Since then, France and Germany (West Germany between 1949 and 1990) have cooperated in the running of the European Union and have shared ideas pertaining to foreign-policy matters. For example, they had jointly opposed the American invasion of Iraq in 2003. The cooperation between the two countries is immense and intimate. They are sometimes described as the “twin engine” or “core countries” pushing for moves. The March 2013 European Union Centre in Singapore’s report titled: “The 50 years of the ‘twin engine,’ Franco-German reconciliation, European integration and reflections for Asia,” had stated: “Amid the pomp, the current difficulties between the two leaders and their countries were momentarily forgotten – the differing strategies between the socialist Hollande and the pro-austerity Merkel in solving the euro zone debt crises, and France’s unilateral action in Mali, which put Germany in a bind with regard to its own military contribution.”

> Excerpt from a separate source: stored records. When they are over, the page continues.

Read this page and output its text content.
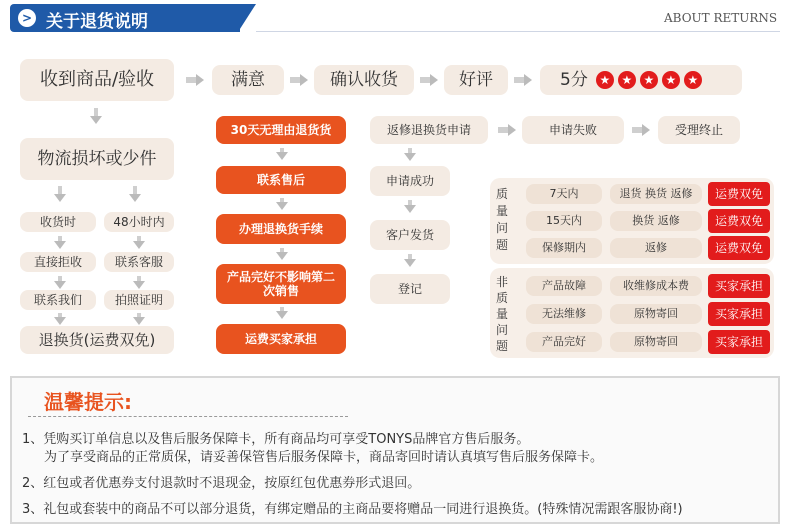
> 关于退货说明	ABOUT RETURNS
收到商品/验收	满意	确认收货	好评	5分 ★ ★ ★ ★ ★
物流损坏或少件
收货时	48小时内
直接拒收	联系客服
联系我们	拍照证明
退换货(运费双免)
30天无理由退货货
联系售后
办理退换货手续
产品完好不影响第二次销售
运费买家承担
返修退换货申请	申请失败	受理终止
申请成功
客户发货
登记
质量问题
7天内	退货 换货 返修	运费双免
15天内	换货 返修	运费双免
保修期内	返修	运费双免
非质量问题
产品故障	收维修成本费	买家承担
无法维修	原物寄回	买家承担
产品完好	原物寄回	买家承担
温馨提示:
1、凭购买订单信息以及售后服务保障卡，所有商品均可享受TONYS品牌官方售后服务。
为了享受商品的正常质保，请妥善保管售后服务保障卡，商品寄回时请认真填写售后服务保障卡。
2、红包或者优惠券支付退款时不退现金，按原红包优惠券形式退回。
3、礼包或套装中的商品不可以部分退货，有绑定赠品的主商品要将赠品一同进行退换货。(特殊情况需跟客服协商!)
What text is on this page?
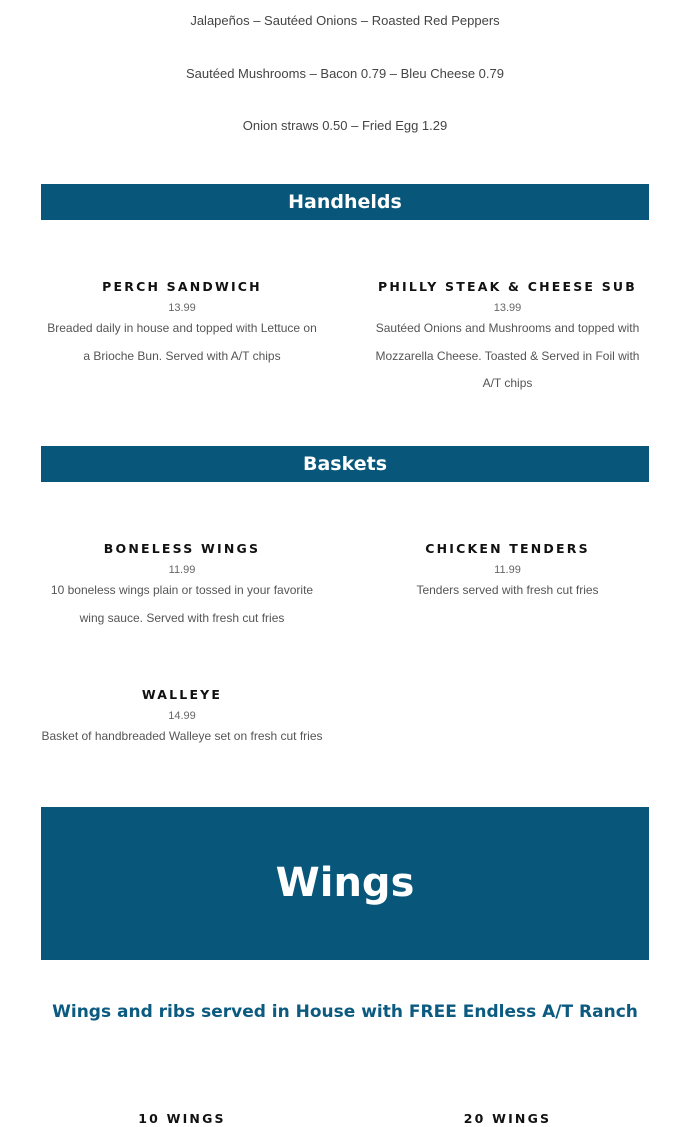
Jalapeños – Sautéed Onions – Roasted Red Peppers
Sautéed Mushrooms – Bacon 0.79 – Bleu Cheese 0.79
Onion straws 0.50 – Fried Egg 1.29
Handhelds
PERCH SANDWICH
13.99
Breaded daily in house and topped with Lettuce on a Brioche Bun. Served with A/T chips
PHILLY STEAK & CHEESE SUB
13.99
Sautéed Onions and Mushrooms and topped with Mozzarella Cheese. Toasted & Served in Foil with A/T chips
Baskets
BONELESS WINGS
11.99
10 boneless wings plain or tossed in your favorite wing sauce. Served with fresh cut fries
CHICKEN TENDERS
11.99
Tenders served with fresh cut fries
WALLEYE
14.99
Basket of handbreaded Walleye set on fresh cut fries
Wings
Wings and ribs served in House with FREE Endless A/T Ranch
10 WINGS	20 WINGS
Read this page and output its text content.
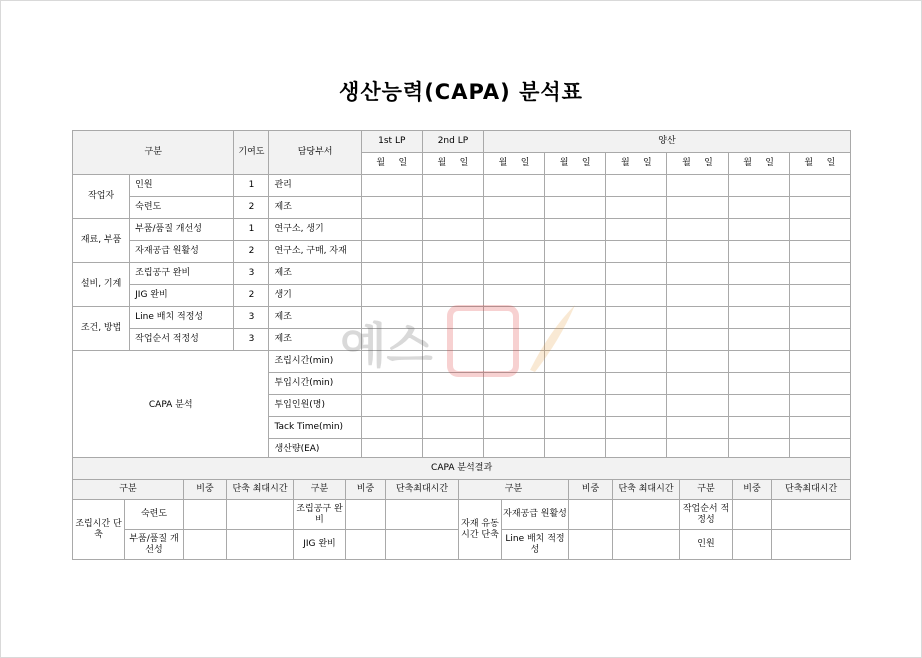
생산능력(CAPA) 분석표
구분		기여도	담당부서	1st LP	2nd LP	양산					

				월 일	월 일	월 일	월 일	월 일	월 일	월 일	월 일

작업자	인원	1	관리								
	숙련도	2	제조								
재료, 부품	부품/품질 개선성	1	연구소, 생기								
	자재공급 원활성	2	연구소, 구매, 자재								
설비, 기계	조립공구 완비	3	제조								
	JIG 완비	2	생기								
조건, 방법	Line 배치 적정성	3	제조								
	작업순서 적정성	3	제조								
CAPA 분석			조립시간(min)								
			투입시간(min)								
			투입인원(명)								
			Tack Time(min)								
			생산량(EA)								
CAPA 분석결과													
구분		비중	단축 최대시간	구분	비중	단축최대시간	구분		비중	단축 최대시간	구분	비중	단축최대시간
조립시간 단축	숙련도			조립공구 완비			자재 유동시간 단축	자재공급 원활성			작업순서 적정성		
	부품/품질 개선성			JIG 완비				Line 배치 적정성			인원		
예스
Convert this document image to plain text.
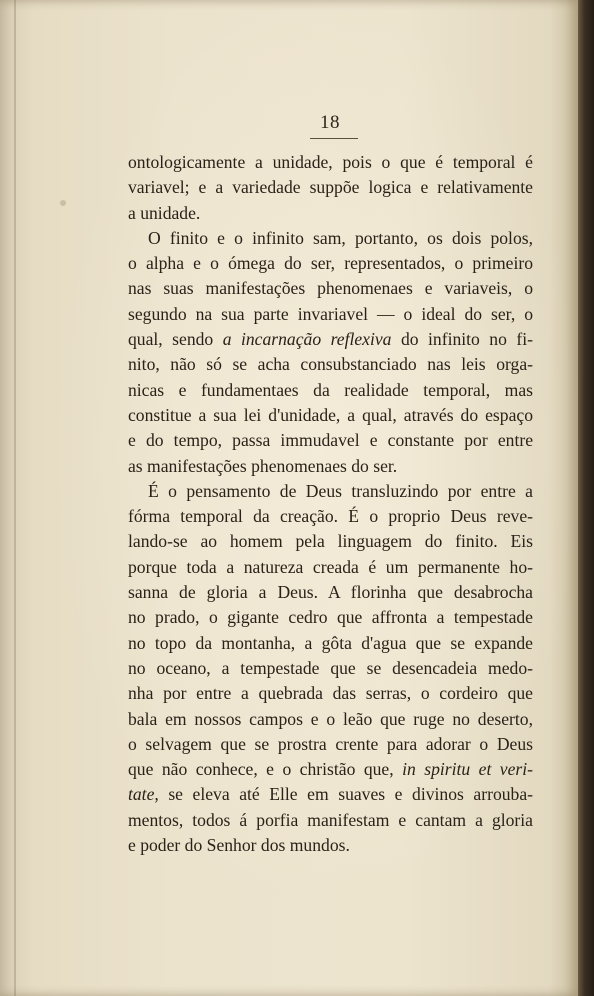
18
ontologicamente a unidade, pois o que é temporal é
variavel; e a variedade suppõe logica e relativamente
a unidade.
O finito e o infinito sam, portanto, os dois polos,
o alpha e o ómega do ser, representados, o primeiro
nas suas manifestações phenomenaes e variaveis, o
segundo na sua parte invariavel — o ideal do ser, o
qual, sendo a incarnação reflexiva do infinito no fi-
nito, não só se acha consubstanciado nas leis orga-
nicas e fundamentaes da realidade temporal, mas
constitue a sua lei d'unidade, a qual, através do espaço
e do tempo, passa immudavel e constante por entre
as manifestações phenomenaes do ser.
É o pensamento de Deus transluzindo por entre a
fórma temporal da creação. É o proprio Deus reve-
lando-se ao homem pela linguagem do finito. Eis
porque toda a natureza creada é um permanente ho-
sanna de gloria a Deus. A florinha que desabrocha
no prado, o gigante cedro que affronta a tempestade
no topo da montanha, a gôta d'agua que se expande
no oceano, a tempestade que se desencadeia medo-
nha por entre a quebrada das serras, o cordeiro que
bala em nossos campos e o leão que ruge no deserto,
o selvagem que se prostra crente para adorar o Deus
que não conhece, e o christão que, in spiritu et veri-
tate, se eleva até Elle em suaves e divinos arrouba-
mentos, todos á porfia manifestam e cantam a gloria
e poder do Senhor dos mundos.
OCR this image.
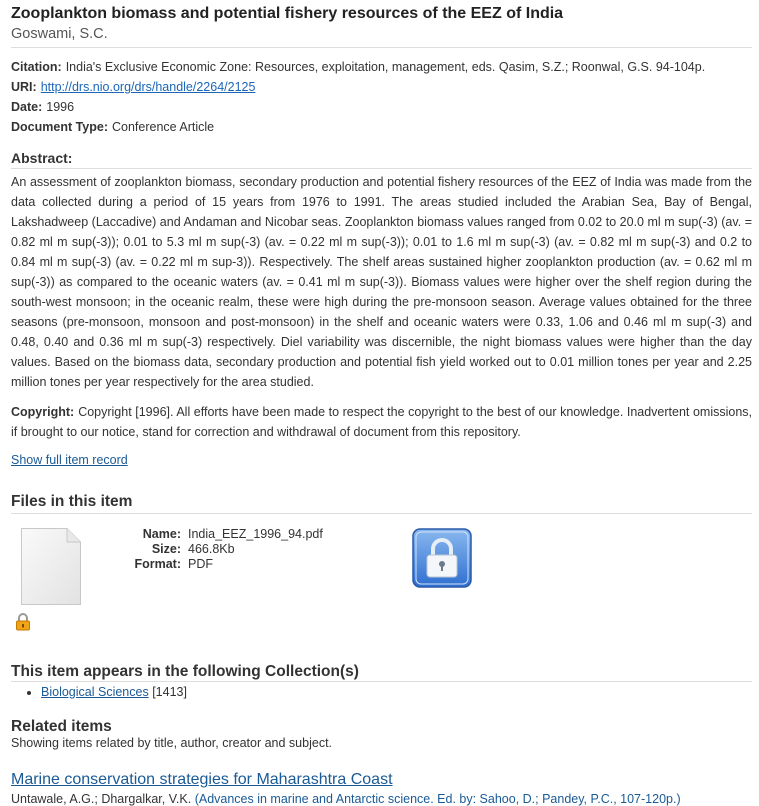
Zooplankton biomass and potential fishery resources of the EEZ of India
Goswami, S.C.
Citation: India's Exclusive Economic Zone: Resources, exploitation, management, eds. Qasim, S.Z.; Roonwal, G.S. 94-104p.
URI: http://drs.nio.org/drs/handle/2264/2125
Date: 1996
Document Type: Conference Article
Abstract:

An assessment of zooplankton biomass, secondary production and potential fishery resources of the EEZ of India was made from the data collected during a period of 15 years from 1976 to 1991. The areas studied included the Arabian Sea, Bay of Bengal, Lakshadweep (Laccadive) and Andaman and Nicobar seas. Zooplankton biomass values ranged from 0.02 to 20.0 ml m sup(-3) (av. = 0.82 ml m sup(-3)); 0.01 to 5.3 ml m sup(-3) (av. = 0.22 ml m sup(-3)); 0.01 to 1.6 ml m sup(-3) (av. = 0.82 ml m sup(-3) and 0.2 to 0.84 ml m sup(-3) (av. = 0.22 ml m sup-3)). Respectively. The shelf areas sustained higher zooplankton production (av. = 0.62 ml m sup(-3)) as compared to the oceanic waters (av. = 0.41 ml m sup(-3)). Biomass values were higher over the shelf region during the south-west monsoon; in the oceanic realm, these were high during the pre-monsoon season. Average values obtained for the three seasons (pre-monsoon, monsoon and post-monsoon) in the shelf and oceanic waters were 0.33, 1.06 and 0.46 ml m sup(-3) and 0.48, 0.40 and 0.36 ml m sup(-3) respectively. Diel variability was discernible, the night biomass values were higher than the day values. Based on the biomass data, secondary production and potential fish yield worked out to 0.01 million tones per year and 2.25 million tones per year respectively for the area studied.

Copyright: Copyright [1996]. All efforts have been made to respect the copyright to the best of our knowledge. Inadvertent omissions, if brought to our notice, stand for correction and withdrawal of document from this repository.

Show full item record
Files in this item
Name: India_EEZ_1996_94.pdf
Size: 466.8Kb
Format: PDF
This item appears in the following Collection(s)
• Biological Sciences [1413]
Related items
Showing items related by title, author, creator and subject.
Marine conservation strategies for Maharashtra Coast
Untawale, A.G.; Dhargalkar, V.K. (Advances in marine and Antarctic science. Ed. by: Sahoo, D.; Pandey, P.C., 107-120p.)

The report had noted: “Over 60 years later, the EU was awarded the Nobel Peace Prize for the ‘advancement of peace and reconciliation, democracy and human rights in Europe’, and the Norwegian Nobel Committee noted that the war between Germany and France was unthinkable indeed.” The European Union Centre in Singapore’s report had maintained: “It is all too easy to forget the importance of Franco- German reconciliation. The common charge is that those generations of French and German citizens born after World War II take the peace between their countries for granted.” Imran Khan could have cited a few more examples where estranged countries are doing a lot of business despite often pointing guns and arrows at each other. For example, the current two-way trade volume between the United States and China rests at around $635 billion, the Russia-United States bilateral trade quantum stands at $21 billion at present, the total Indo-China business stands at $ 73 billion, the trade volume between China and Japan was $23.36 billion in 2017, Denmark and Sweden have fought 11 bloody wars between 1521 and 1814 and are great friends today, and then the United Kingdom and France have nourished enmity for almost 950 years since September 1066, but have kept economy separate from politics.